Examples/classification of algebraic symplectomorphisms I'm curious about examples of algebraic automorphisms of complex varieties which are symplectomorphism. For instance, can we classify the algebraic symplectomorphisms of $\mathbb{P}_{\mathbb{C}}^n$ with regard to the Fubini-Study form? Or can we give large classes thereof for $\mathbb{P}_{\mathbb{C}}^n$ or other complex algebraic varieties? If understand a comment on this question correctly, there ought to be an ample supply....

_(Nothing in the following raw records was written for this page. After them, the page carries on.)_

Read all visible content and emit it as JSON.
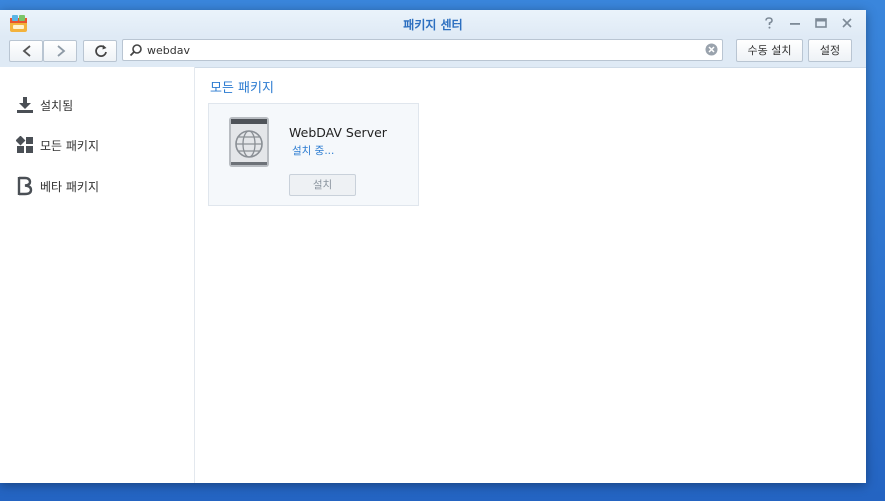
{
  "window": {
    "title": "패키지 센터",
    "controls": [
      "help-icon",
      "minimize-icon",
      "maximize-icon",
      "close-icon"
    ]
  },
  "toolbar": {
    "back_icon": "chevron-left-icon",
    "forward_icon": "chevron-right-icon",
    "refresh_icon": "refresh-icon",
    "search_value": "webdav",
    "manual_install_label": "수동 설치",
    "settings_label": "설정"
  },
  "sidebar": {
    "items": [
      {
        "label": "설치됨",
        "icon": "download-icon"
      },
      {
        "label": "모든 패키지",
        "icon": "grid-icon"
      },
      {
        "label": "베타 패키지",
        "icon": "beta-icon"
      }
    ]
  },
  "main": {
    "title": "모든 패키지",
    "packages": [
      {
        "name": "WebDAV Server",
        "status": "설치 중...",
        "button": "설치"
      }
    ]
  },
  "colors": {
    "accent": "#2b7bd1",
    "titlebar": "#dfeaf5",
    "desktop": "#2d6fc9"
  }
}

 A: A general remark about Kahler manifolds is that a biholomorphic automorphism is symplectomorphic if and only if it is an isometry. (Generally, if a diffeomorphism preserves two out of three structures given by a Kahler metric: hermitian, symplectic, complex, then it preserves all three.) In the case of $CP^n$ with the FS-metric, the group of biholomorphic isometries is easily seen to be equal to $PU(n+1)$. As for more general examples, you can consider  biholomorphic isometries of compact hermitian symmetric spaces (these spaces will be algebraic). Helgason's book
Helgason, Sigurdur, Differential geometry, Lie groups, and symmetric spaces, Pure and Applied Mathematics, 80. New York-San Francisco-London: Academic Press. XV, 628 p.  (1978). ZBL0451.53038.
contains a description of these groups (I do not remember the details). For general smooth algebraic varieties, describing the groups of biholomorphic isometries will be difficult. On general grounds, all you can say that this group will be a compact Lie group.